The African Development Bank (ADB) has received $150 million in funding from the Green Climate Fund (GCF) – a United Nations body that assists developing countries in adapting to or mitigating climate change. The funding was finalized at a GCF board meeting held last week.
The funding will go towards the Desert to Power initiative, a project led by ADB that aims to build 10 GW of PV capacity across multiple countries in the Sahel region of Africa – providing grid-connected electricity to 160 million people, and off-grid power to a further 90 million.
The Sahel is a semi-arid region separating the Sahara Desert to the north from the savanna to the south. While the ADB initiative supports all 11 countries of the region, this round of funding from GCF will primarily go to projects in the G5 Sahel – a French-led cooperation between Burkina Faso, Chad, Mali, Mauritania and Niger.
Shot in the arm
“The Desert to Power G5 Sahel Facility is a significant shot in the arm for the Desert to Power initiative,” said ADB vice president Kevin Kariuki. “It will spur private sector investments in developing solar generation capacity in the G5 Sahel countries. This will provide an opportunity to realize the African Development Bank’s vision of the Desert to Power initiative as an integral part of the solution for tackling climate change in the Sahel. The timing of the approval is also perfect, coming just before COP26.”
The project is expected to mobilize almost $1 billion over a seven-year period, with projects divided into three categories: grid upgrades and storage, to allow for uptake of solar energy; financing for independent power producers to build new solar plants; and technical assistance to support the creation of stable environments for investment.

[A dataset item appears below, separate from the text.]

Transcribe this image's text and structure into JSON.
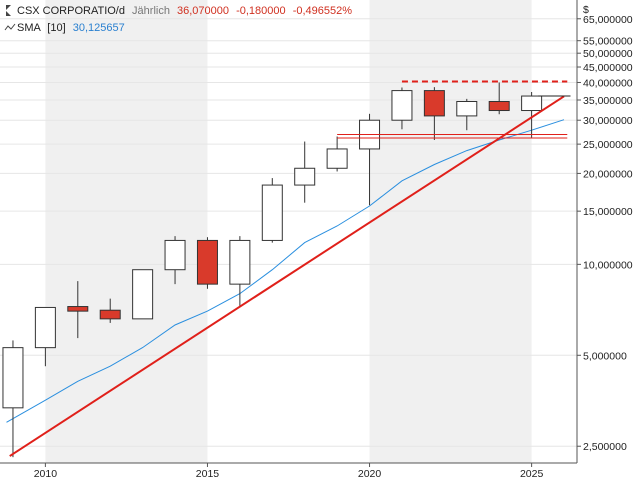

“We are proud to be part of this innovative project with our partners at the African Development Bank,” said GCF Deputy Executive Director Javier Manzanares. “The Desert to Power G5 Sahel Facility has the potential to make an enormous difference in people’s lives across the Sahel by tapping into the immense potential of solar energy, generating cheaper, reliable, and low-emission electricity. GCF’s catalytic financing alongside that of the African Development Bank and the private sector will together mobilise nearly $1 billion for this truly transformative project.”